It hits you almost as quickly as the humidity when you step off the plane—Nigeria is going through a currency crisis.
Even the pastor in our neighborhood area church worked it into his sermon. A prayer to have the kinds of jobs that pay in dollars instead of the shrinking naira. Amen.
Every conversation with senior executives, bankers, barbers, and street hawkers either begins or eventually makes its way to the naira’s parlous state. My taxi driver has just given me a mini-lecture on the roots of Nigeria’s foreign-exchange policy. He’s also recommended his dollar guy if I want to get a “good deal” on exchanging them for naira.
Nigeria has been on the edge in recent months, as locals watch the currency depreciate against the dollar at a rapid tick on the unofficial, but hugely influential parallel markets. Even amidst the turmoil, last week’s ride was particularly unsettling.
Although the central bank’s official rate is set at 198 naira to the dollar, on the unofficial parallel markets—which dominates most currency activity here—traders took 345 naira to the dollar at the start of the week of Feb. 22. It soon dropped further, reaching almost 400 naira. But then it strengthened and settled back near 300 naira by the end of the week. It’s now hovering around 340 naira to the dollar. In truth, these rates are imprecise and impressionistic, since they rely on informal networks of individuals and dealers responding to the forces of supply and demand.
The root of the turmoil has been the drop in oil prices over the past year and a half. Oil exports generate up to 90% of Nigeria’s foreign exchange-based revenue.
But it’s the government’s response to the problem that is causing controversy, and generating volatility.President Muhammadu Buhari has refused to “kill” the naira by devaluing the currency or relaxing its fixed-rate trading band. His reasoning—as it’s been communicated so far—is that a weaker currency means a weaker country.
In simple terms, what Buhari’s government wants to do is discourage the use of dwindling foreign-currency reserves for imports of non-essential items unrelated to key industries like energy, agriculture, and manufacturing. The idea is to reduce the country’s reliance on imports, promoting local goods instead. (Similar tactics can be seen in Russia and Venezuela, other petrostates battered by low oil prices.)
In the government’s defense, if you’re stuck in Lagos traffic it’s amazing the range of “frivolous” luxury chocolates, high-end toilet seats, and Encyclopedia Britannia sets you’ll find thrust in your face by eager street hawkers. Oh, and let’s not forget the Nigerian flags for sale, as Lagos’s resourceful street hawkers can also do irony.

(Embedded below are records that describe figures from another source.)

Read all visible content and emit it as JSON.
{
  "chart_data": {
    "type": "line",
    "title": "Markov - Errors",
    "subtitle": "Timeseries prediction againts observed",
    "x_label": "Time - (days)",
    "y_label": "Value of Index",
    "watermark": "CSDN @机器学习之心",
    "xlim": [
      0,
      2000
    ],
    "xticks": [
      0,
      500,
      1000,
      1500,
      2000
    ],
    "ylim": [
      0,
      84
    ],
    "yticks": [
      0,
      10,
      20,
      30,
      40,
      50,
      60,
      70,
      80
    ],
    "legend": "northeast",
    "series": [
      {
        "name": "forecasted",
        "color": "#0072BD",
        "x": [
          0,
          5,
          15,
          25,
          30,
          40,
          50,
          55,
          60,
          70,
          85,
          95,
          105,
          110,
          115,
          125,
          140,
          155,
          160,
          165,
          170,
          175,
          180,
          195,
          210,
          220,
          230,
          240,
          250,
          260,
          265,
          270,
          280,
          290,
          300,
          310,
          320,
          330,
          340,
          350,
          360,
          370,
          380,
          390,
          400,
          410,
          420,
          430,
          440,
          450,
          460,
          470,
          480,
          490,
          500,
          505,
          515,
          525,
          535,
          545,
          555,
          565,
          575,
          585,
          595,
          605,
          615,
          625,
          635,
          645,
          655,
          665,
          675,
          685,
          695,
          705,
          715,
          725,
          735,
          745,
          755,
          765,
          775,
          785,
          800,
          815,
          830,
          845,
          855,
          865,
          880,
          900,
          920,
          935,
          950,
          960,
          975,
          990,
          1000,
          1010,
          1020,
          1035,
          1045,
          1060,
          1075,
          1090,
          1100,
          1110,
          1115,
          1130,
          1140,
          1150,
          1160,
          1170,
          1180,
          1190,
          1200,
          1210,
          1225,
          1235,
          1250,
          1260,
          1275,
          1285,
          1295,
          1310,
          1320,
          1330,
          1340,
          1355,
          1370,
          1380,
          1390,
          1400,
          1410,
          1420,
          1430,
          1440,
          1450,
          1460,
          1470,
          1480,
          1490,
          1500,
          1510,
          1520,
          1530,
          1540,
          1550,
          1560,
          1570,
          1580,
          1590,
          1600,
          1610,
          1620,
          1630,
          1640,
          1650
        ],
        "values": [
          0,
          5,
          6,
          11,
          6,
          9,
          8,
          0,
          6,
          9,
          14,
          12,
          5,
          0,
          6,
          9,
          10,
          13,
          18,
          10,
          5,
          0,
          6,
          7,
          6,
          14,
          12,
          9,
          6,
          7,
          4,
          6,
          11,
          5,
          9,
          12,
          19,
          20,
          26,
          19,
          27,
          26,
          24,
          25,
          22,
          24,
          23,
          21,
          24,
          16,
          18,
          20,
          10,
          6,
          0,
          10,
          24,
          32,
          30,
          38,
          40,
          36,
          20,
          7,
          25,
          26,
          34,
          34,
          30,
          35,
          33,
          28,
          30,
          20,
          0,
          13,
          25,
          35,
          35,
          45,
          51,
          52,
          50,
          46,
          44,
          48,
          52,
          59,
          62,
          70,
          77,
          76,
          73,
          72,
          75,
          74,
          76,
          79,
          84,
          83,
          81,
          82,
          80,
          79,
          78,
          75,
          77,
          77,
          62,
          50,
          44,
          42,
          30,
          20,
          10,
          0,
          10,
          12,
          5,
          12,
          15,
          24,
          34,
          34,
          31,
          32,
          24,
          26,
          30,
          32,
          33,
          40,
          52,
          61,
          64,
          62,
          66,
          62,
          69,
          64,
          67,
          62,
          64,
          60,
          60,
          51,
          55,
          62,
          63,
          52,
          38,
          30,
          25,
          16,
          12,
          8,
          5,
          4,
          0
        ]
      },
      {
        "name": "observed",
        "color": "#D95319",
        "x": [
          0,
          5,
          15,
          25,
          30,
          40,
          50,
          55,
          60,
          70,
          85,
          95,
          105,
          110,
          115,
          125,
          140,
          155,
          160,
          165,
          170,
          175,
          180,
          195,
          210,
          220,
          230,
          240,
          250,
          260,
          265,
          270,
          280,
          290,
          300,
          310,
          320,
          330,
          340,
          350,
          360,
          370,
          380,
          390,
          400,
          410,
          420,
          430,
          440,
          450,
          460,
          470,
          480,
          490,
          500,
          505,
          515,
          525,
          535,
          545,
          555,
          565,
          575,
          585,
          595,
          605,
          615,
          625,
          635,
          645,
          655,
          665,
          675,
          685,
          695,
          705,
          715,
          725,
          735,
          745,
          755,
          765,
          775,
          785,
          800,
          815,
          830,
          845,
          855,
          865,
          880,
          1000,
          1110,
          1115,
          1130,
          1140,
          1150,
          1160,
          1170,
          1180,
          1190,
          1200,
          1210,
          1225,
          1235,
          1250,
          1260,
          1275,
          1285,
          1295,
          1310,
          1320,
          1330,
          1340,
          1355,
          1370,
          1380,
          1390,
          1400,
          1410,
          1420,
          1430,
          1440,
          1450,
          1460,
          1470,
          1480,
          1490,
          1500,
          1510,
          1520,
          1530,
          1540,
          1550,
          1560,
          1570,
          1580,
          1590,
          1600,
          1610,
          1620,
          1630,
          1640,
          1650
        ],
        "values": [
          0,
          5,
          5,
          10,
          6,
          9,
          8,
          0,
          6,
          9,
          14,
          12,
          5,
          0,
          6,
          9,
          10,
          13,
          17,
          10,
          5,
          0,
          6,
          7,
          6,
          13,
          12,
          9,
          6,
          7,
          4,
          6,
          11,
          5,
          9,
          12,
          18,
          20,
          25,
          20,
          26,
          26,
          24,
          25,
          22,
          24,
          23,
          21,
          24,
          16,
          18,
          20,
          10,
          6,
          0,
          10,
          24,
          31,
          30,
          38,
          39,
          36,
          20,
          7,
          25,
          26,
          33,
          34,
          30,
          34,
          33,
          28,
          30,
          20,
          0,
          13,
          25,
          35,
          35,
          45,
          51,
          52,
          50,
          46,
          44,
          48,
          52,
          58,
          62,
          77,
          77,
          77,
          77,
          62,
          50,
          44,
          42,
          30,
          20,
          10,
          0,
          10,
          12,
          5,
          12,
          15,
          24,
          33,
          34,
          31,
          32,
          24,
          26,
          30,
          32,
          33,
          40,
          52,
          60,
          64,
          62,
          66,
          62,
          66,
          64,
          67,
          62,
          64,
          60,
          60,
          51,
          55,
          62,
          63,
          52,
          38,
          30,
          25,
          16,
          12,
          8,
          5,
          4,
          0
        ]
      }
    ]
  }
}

Meanwhile, many economists have argued that Nigeria needs to devalue the naira. Last week, the IMF weighed in, saying Nigeria’s central bank needs to devalue its currency in order to achieve its goal of growing the economy by 4.9% in 2017—up from 3.2% this year. But there are arguments on the other side too, from some economists and (mainly) government insiders.
Part of the problem stems from uncertainty about the government’s economic strategy. Per usual, Nigerians fill in the gaps with speculation and rumor.
No one was able to explain the rapid descent of the naira early last week or its even more surprising rebound. Some people figure the strengthening was due to the end of the Chinese New Year holiday. The theory is that that since Nigerian traders do a huge amount of business with China, there was a huge influx of dollars into Nigeria when those partners returned to work. The problem is that the holiday ended on Feb. 14, nearly 10 days before the rebound.
Others claim there’s a lot of “hot money” connected to corrupt people from previous regimes trying to launder their ill-gotten gains. There’s no evidence of such a thing, but you can be sure the rumors are being argued vociferously in bars up and down the country.
It’s a never-ending discussion on TV news shows and in local shops. Retailers and businesspeople blame every wiggle in prices on the exchange rate. The standard response to my protests at a surprise increase in the price of goods or services prompts the catch-all: “Sorry brother, it’s this dollar problem.”